As has been pointed out but ignored by too many Perlman haters: Perlman did not run the DRGW; he was their engineering department head. He had nothing whatsoever to do with preservation (or not) of DRGW steam locomotives. Keep bashing him for that if you will, but it's all phoney - The engineering people on any railroad have virtually no influence on such things.
NYC was already mostly dieselized when he went there as president. It was also almost bankrupt and falling further each day. You may disagree with his methods, but he did pull the NYC bnack from the brink (while PRR dithered and whistled int he dark) and turned it into the strongest half of Penn Central. BTW, how many of you remember that merger with PRR was NOT his first choice? He knew PRR was a slug, and wanted to merge NYC with C&O, which would have made a very strong railroad, and would have left PRR to merge with N&W, of which it held 1/3 ownership anyway.
Perlman also brought WP back from the brink of near-bankruptcy, as well.

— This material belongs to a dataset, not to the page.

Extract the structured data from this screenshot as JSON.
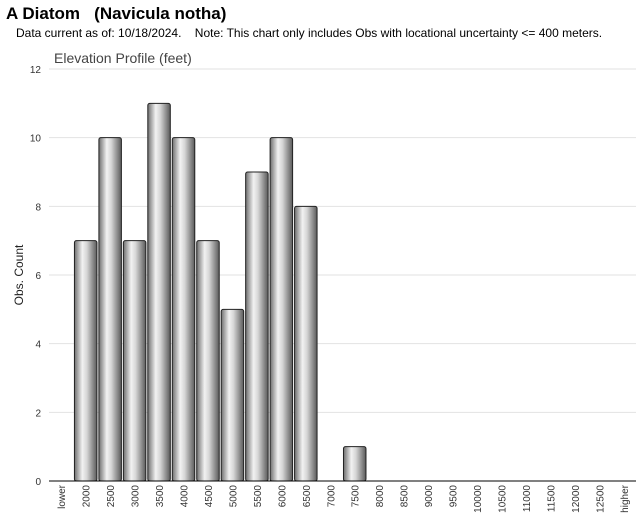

It's funny to see people who weren't even born when all this was going on castigate the man for flaws and sins real and imagined. I guess there are not many of us left who remember what sorry shape physically and financially many of the railroads were in during the late 1950's and throughout the 1960's and 1970's. Without the Perlmans and Brosnans and other no-nonsense railroaders during those dark days, the industry would long ago have become a giant Amtrak.
Wonder how much, or how little, steam would have been preserved then?